Ainsi, l’UE n’a pas séparé la monopolisation (Microsoft a fait usage de son monopole pour tenter d’exclure des concurrents du marché des systèmes d’exploitation pour PC) et la tentative de monopoliser (tentative d’acquérir un monopole sur un autre marché que celui sur lequel elle a déjà un monopole ; marché des navigateurs internet). En effet, du point de vue européen, Microsoft a commis une seule violation de l’Article 82 TCE en refusant de rendre Windows compatible avec des logiciels autres que les siens (ses concurrents devraient avoir accès aux informations qui leur permettrait de rendre leurs logiciels compatibles), et en se servant de sa position dominante pour essayer d’établir une position dominante sur un marché voisin. Il y a une différence dans la façon d’appréhender la question.
D’autres actions contre Microsoft sont toujours en suspens : par exemple, la Commission a estimé (mars-avril 2007) que Microsoft vendait trop cher les licences de ses logiciels à ses concurrents. Microsoft s’est justifié par écrit mais on ne sait pas encore ce que la Commission en pense. De plus, Microsoft est surveillée en permanence : Microsoft a modifié Vista parce que la Commission menaçait d’ouvrir une enquête en 2006.
Cette décision a autant déchaîné les passions parce que cela concerne les droits de propriété intellectuelle. La tentative du TPI de préciser quand le droit de la concurrence doit prévaloir a donné lieu a beaucoup de commentaires. C’est un sujet sensible que de savoir ce qui doit prédominer des droits de propriété intellectuelle ou du droit de la concurrence. Les autorités de concurrences doivent peser le but de la protection attachée aux droits de propriété intellectuelle et le dommage causé au droit de la concurrence afin de déterminer si une atteinte doit être portée aux droits de propriété intellectuelle. L’exercice d’un droit de propriété intellectuelle ne peut être sanctionné comme étant un abus de position dominante que si des « circonstances exceptionnelles » sont réunies (définies dans l’arrêt du TPI). Bien qu’il n’existe pas de possibilité d’exemption d’une conduite contraire à l’Article 82 TCE dans le traité, le TPI en prévoit une si la pratique présente un bilan économique positif. Cela permet d’exempter un abus de position dominante qui conduit à des gains d’efficacité, une exemption exceptionnelle car dans le domaine qui nous intéresse la protection des droits de la propriété intellectuelle, facteur d’innovation, demeure prioritaire.
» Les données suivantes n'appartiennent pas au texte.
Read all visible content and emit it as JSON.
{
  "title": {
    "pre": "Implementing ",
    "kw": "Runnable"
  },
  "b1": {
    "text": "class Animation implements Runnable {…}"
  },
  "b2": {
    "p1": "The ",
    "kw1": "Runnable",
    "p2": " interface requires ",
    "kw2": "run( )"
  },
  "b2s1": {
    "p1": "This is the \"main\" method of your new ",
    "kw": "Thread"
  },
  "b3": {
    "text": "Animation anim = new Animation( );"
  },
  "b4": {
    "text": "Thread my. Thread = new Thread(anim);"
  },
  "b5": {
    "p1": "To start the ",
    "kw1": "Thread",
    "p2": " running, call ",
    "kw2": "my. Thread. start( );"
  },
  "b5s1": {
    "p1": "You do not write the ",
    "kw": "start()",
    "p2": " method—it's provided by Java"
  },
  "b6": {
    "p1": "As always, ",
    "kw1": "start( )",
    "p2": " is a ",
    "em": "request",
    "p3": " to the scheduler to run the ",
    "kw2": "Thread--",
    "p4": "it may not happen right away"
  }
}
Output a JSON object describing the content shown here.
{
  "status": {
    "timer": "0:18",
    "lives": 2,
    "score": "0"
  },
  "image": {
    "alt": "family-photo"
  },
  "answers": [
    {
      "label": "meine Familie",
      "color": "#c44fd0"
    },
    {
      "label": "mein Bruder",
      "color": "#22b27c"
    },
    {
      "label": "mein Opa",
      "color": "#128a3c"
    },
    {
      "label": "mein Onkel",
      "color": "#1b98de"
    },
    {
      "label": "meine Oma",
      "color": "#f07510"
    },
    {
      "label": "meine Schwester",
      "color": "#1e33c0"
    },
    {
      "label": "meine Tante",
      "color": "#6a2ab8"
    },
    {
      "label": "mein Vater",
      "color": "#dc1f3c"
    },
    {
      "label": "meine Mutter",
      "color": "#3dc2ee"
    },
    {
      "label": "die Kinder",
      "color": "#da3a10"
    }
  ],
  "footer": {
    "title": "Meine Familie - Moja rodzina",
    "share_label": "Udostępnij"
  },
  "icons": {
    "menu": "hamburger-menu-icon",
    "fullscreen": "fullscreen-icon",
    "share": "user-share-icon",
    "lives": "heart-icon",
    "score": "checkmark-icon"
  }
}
Il ne faut donc faire prédominer les règles de concurrence que si le dommage causé à la concurrence apparaît bien plus important que le bénéfice du respect des règles de propriété intellectuelle. En l’espèce, Microsoft doit communiquer les informations permettant l’interopérabilité des systèmes d’exploitation pour serveurs de groupes de travail avec son système d’exploitation Windows pour PC clients car le besoin d’interopérabilité peut dans certaines conditions justifier une atteinte à des droits de propriété intellectuelle. Le fait d’assurer l’interopérabilité va peut être réduire la motivation de Microsoft pour innover, mais cela l’augmentera au sein de toute l’industrie.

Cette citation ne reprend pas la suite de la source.